The influence of incongruity intolerance levels on people's aesthetic evaluation of two categories of visual images was examined. This study used advertising illustrations that prominently activated one of two opposing perceptual processes: amodal completion, which involves the application and confirmation of already consolidated mental schemata, or perceptual contradiction, which highlights their conspicuous non-confirmation, thus generating incongruity experience. Forty young adults were divided into two subgroups: 20 very incongruity intolerant subjects and 20 very incongruity tolerant ones; both genders were equally represented. Incongruity intolerance levels were assessed with a specific quick visual procedure, the Building Inclination Test (Bonaiuto, Giannini, & Bonaiuto, 1989). Thirty-two advertising illustrations were selected from current magazines,16 clearly based on amodal completion of objects, characters and environments and 16 on contradiction processes.
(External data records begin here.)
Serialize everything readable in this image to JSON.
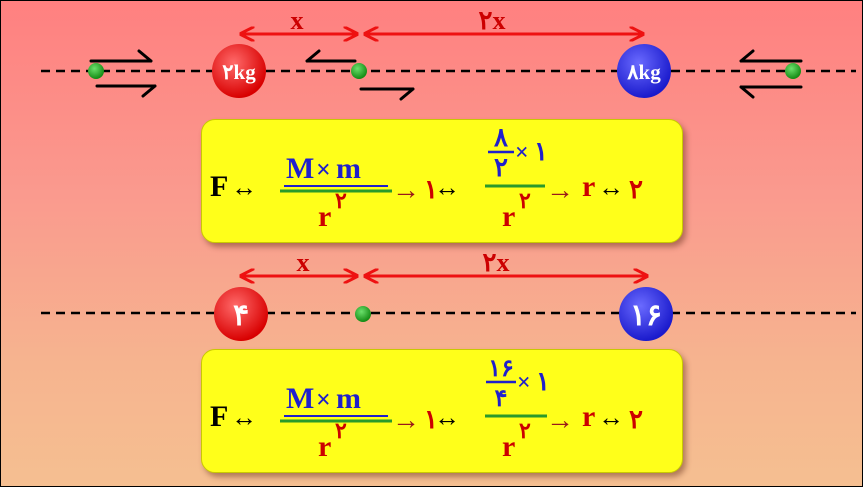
{
  "top": {
    "mass_left": "۲kg",
    "mass_right": "۸kg",
    "dist_left": "x",
    "dist_right": "۲x"
  },
  "formula_top": {
    "F": "F",
    "rel": "↔",
    "num_M": "M",
    "num_times": "×",
    "num_m": "m",
    "den_r": "r",
    "den_exp": "۲",
    "arrow": "→",
    "one": "۱",
    "inner_num": "۸",
    "inner_den": "۲",
    "inner_times": "×",
    "inner_one": "۱",
    "den2_r": "r",
    "den2_exp": "۲",
    "result_r": "r",
    "result_rel": "↔",
    "result_val": "۲"
  },
  "bottom": {
    "mass_left": "۴",
    "mass_right": "۱۶",
    "dist_left": "x",
    "dist_right": "۲x"
  },
  "formula_bottom": {
    "F": "F",
    "rel": "↔",
    "num_M": "M",
    "num_times": "×",
    "num_m": "m",
    "den_r": "r",
    "den_exp": "۲",
    "arrow": "→",
    "one": "۱",
    "inner_num": "۱۶",
    "inner_den": "۴",
    "inner_times": "×",
    "inner_one": "۱",
    "den2_r": "r",
    "den2_exp": "۲",
    "result_r": "r",
    "result_rel": "↔",
    "result_val": "۲"
  },
  "colors": {
    "red_mass": "#ee1111",
    "blue_mass": "#2222dd",
    "green_point": "#22aa22",
    "dimension": "#ee1111",
    "formula_black": "#000000",
    "formula_blue": "#1f1fcc",
    "formula_red": "#cc0000",
    "fraction_bar": "#2a9a2a",
    "arrow_brown": "#991a1a",
    "box_fill": "#ffff1a"
  }
}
In a double blind design, participants evaluated each illustration on aesthetic, structural, and physiognomic aspects, using 11-point scales. Scale orientation, scale order, and illustration order were counterbalanced. An interaction between image category and level of incongruity intolerance was obtained on aesthetic appreciation. Incongruity very intolerant persons deeply disliked the contradiction images, and appreciated the completion ones. On the other hand, incongruity very tolerant persons showed the exact opposite aesthetic tastes. Positive relationships were found between aesthetic scores and scores of attributed efficacy or convincing power for each category of advertising illustrations. Because advertising experts consider users' aesthetic appraisal as a component of the objective efficacy of messages, we speculate that individual differences contribute to the contrasting effects of messages when the illustration diffusion is large and it is viewed by a heterogeneous population.